In New York City, the end of COVID deals leaves many struggling to find affordable housing
When the pandemic first began, many landlords in places like New York City offered prospective renters perks, such as waiving broker fees or free rent for a month.
Those deals are long over, and many parts of the country are seeing double-digit jumps in rental prices. In New York City, rents have increased on average by 30% in the past year.
Democratic State Sen. Julia Salazar, who represents Brooklyn, says people are calling her office saying landlords are raising their rent by hundreds of dollars more per month.
“People contact us because they assume that this is illegal, but the truth is, it’s not,” Salazar says. “Right now in New York state, if you are an unregulated tenant, there is virtually no protection under the law … from the landlord raising your rent by any amount or evicting you without having to show any cause whatsoever.”
This week, the Furman Center at New York University, which researches housing, released a study that looked at the situation in New York. Executive Director Matt Murphy says the research shows the country has been in a housing emergency for the last 50 years — and it keeps getting worse.
“For a long time if you go back to the ‘70s, we had a much lower rate of rent burden, it was closer to 25%,” Murphy says. “And now we are closer to 50%. So if you look at the very long-term trend, our rents have grown at a higher pace than income. Supply has not kept pace.”
Rental inventory in New York City was down 26% this April compared to the same time in 2021, according to the New York real estate website StreetEasy.

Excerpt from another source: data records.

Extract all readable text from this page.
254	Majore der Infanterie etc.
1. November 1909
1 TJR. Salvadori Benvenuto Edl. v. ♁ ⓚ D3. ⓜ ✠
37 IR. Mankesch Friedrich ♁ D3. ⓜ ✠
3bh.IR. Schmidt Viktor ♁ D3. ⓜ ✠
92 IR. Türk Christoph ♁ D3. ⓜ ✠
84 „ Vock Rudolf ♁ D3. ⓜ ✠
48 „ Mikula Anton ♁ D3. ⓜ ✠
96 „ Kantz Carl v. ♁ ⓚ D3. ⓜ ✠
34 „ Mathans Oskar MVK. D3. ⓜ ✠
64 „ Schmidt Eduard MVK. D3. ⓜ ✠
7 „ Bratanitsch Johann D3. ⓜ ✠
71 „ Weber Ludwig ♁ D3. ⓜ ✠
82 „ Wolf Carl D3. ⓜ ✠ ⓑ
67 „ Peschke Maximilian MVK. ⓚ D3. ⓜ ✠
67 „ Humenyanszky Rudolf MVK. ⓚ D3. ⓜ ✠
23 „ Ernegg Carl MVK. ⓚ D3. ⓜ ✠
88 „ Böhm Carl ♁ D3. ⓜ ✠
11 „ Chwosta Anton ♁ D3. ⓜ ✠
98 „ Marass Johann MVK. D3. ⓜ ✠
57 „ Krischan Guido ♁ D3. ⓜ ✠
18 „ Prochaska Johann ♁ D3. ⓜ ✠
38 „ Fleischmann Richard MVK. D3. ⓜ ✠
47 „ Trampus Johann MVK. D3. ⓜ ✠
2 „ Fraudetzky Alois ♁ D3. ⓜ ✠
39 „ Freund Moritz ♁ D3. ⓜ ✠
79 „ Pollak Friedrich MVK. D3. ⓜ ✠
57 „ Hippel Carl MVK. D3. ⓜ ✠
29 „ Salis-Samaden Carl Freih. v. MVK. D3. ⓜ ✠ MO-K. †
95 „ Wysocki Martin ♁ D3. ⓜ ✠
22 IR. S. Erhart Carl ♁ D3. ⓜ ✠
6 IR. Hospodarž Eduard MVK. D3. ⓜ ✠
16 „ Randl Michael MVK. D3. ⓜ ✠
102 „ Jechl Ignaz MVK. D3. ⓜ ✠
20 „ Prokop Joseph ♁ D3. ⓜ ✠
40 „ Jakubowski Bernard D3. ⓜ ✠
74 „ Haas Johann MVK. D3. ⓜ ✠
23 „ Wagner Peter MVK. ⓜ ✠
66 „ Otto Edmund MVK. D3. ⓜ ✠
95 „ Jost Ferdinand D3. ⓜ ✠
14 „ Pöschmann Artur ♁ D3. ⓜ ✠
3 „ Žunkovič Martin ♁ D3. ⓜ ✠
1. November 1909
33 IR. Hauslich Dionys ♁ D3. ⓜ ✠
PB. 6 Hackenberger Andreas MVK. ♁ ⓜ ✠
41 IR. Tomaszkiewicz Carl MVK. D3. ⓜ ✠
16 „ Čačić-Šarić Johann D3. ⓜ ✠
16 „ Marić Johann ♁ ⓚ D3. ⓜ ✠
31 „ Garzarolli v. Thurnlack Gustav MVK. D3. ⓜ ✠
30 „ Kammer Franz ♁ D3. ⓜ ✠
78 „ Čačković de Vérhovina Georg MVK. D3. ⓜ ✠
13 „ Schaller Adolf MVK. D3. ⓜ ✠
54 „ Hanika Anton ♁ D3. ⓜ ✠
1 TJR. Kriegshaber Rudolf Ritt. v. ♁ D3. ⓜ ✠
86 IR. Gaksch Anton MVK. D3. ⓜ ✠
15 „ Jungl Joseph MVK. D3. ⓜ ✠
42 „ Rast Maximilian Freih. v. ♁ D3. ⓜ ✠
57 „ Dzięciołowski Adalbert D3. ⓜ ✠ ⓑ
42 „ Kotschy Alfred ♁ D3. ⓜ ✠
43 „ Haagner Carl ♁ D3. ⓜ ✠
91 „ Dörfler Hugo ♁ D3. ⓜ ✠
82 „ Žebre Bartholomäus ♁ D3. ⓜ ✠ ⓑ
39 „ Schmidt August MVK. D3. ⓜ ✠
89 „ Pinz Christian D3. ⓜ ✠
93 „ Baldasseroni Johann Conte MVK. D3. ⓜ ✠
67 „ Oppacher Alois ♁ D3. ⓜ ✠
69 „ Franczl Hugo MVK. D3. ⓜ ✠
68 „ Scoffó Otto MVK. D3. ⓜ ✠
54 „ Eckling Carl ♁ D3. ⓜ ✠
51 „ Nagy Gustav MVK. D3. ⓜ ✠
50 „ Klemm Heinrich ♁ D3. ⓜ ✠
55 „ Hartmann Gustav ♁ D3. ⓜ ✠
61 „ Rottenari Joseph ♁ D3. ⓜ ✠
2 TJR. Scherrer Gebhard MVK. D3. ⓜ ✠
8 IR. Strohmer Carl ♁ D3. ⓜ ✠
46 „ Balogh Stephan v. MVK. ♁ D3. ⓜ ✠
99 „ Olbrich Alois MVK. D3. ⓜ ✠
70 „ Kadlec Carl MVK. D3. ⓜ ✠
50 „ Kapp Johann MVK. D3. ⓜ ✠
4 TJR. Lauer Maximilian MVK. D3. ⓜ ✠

Evictions are also climbing again. Salazar says she has constituents who are fearful that they will not only be priced out of their rentals but left with little options on where to go next.
“I was speaking to someone who lives in Bushwick. It’s not the most expensive neighborhood in New York City, and she’s someone who earns a pretty competitive salary,” Salazar says. “But she is looking at a rent increase of 27%, which is like $875, she said. That’s impossible.”
Salazar tried during the legislative session to provide a buffer for tenants through the Good Cause Eviction bill, which among other things would have prevented evictions if a landlord raises rents beyond 3%. But Salazar couldn’t get enough traction, and it never made it to a vote.
Real estate brokers like Rachel Richards, who goes by Red, are seeing these price hikes on the ground in real time. She’s with the firm Brown Harris Stevens in New York, and she says the renters getting squeezed the most are those looking for apartments under $3,500 a month.
“You want as many people to get a good deal as possible and not just sellers to make tons of money and not just buyers to get something way under the market,” Richards says. “You want it to feel kind of balanced.”
The current market is even impacting rent-stabilized apartments, which make up about half of rentals in New York City. The New York City Rent Guidelines Board, which controls rent-stabilized apartments, recently voted in favor of a proposed 2 to 6% increase for those apartments — setting the stage for what could be one of the biggest rental increases in a decade. The board will conduct a final vote on rent increases later this month.
While she sympathizes with renters struggling to find an affordable place, Christina Smyth, who represents landlords on the Rent Guidelines Board, says landlords are hurting too. Upgrades and repairs, she says, are harder than ever to implement without upping rent.
“The cost of doors, the cost of windows, all of those costs are increasing by the moment,” Smyth says. “Plumbers, their costs, their cost of raw materials are up, so that goes to the landlord.”
Smyth argues that rent freezes and eviction moratoriums have actually destabilized the market, making everyone suffer.
“It has to be left to a market, and the landlord and the tenant decide in a free market system what the rent is,” she says. “If they can’t afford it, they have to find a different apartment. And hopefully, if one landlord is charging [$4,000] and another landlord is charging [$6,000], who’s going to get the tenant?”
Murphy with the Furman Center says there’s no clear villain here. Both landlords and tenants are facing challenges out of their control.
“You can point the finger in a lot of directions,” he says. “You can point it at government agencies who don’t do enough. You can point it at landlords who have turned over buildings and created kind of a villainous persona, and then you could also point it at saying our rent laws are far too restrictive, and how could the market work in this environment?”
All of this makes it hard to find a simple solution. Murphy says this situation is a new baseline, much like what happened in 2009 after the 2008 housing crisis. He sees the same future post-pandemic.
“The city is in for some sort of new normal,” Murphy says. “We are now in 2022, and we just faced a tremendous shock and stress that we’re grappling with.”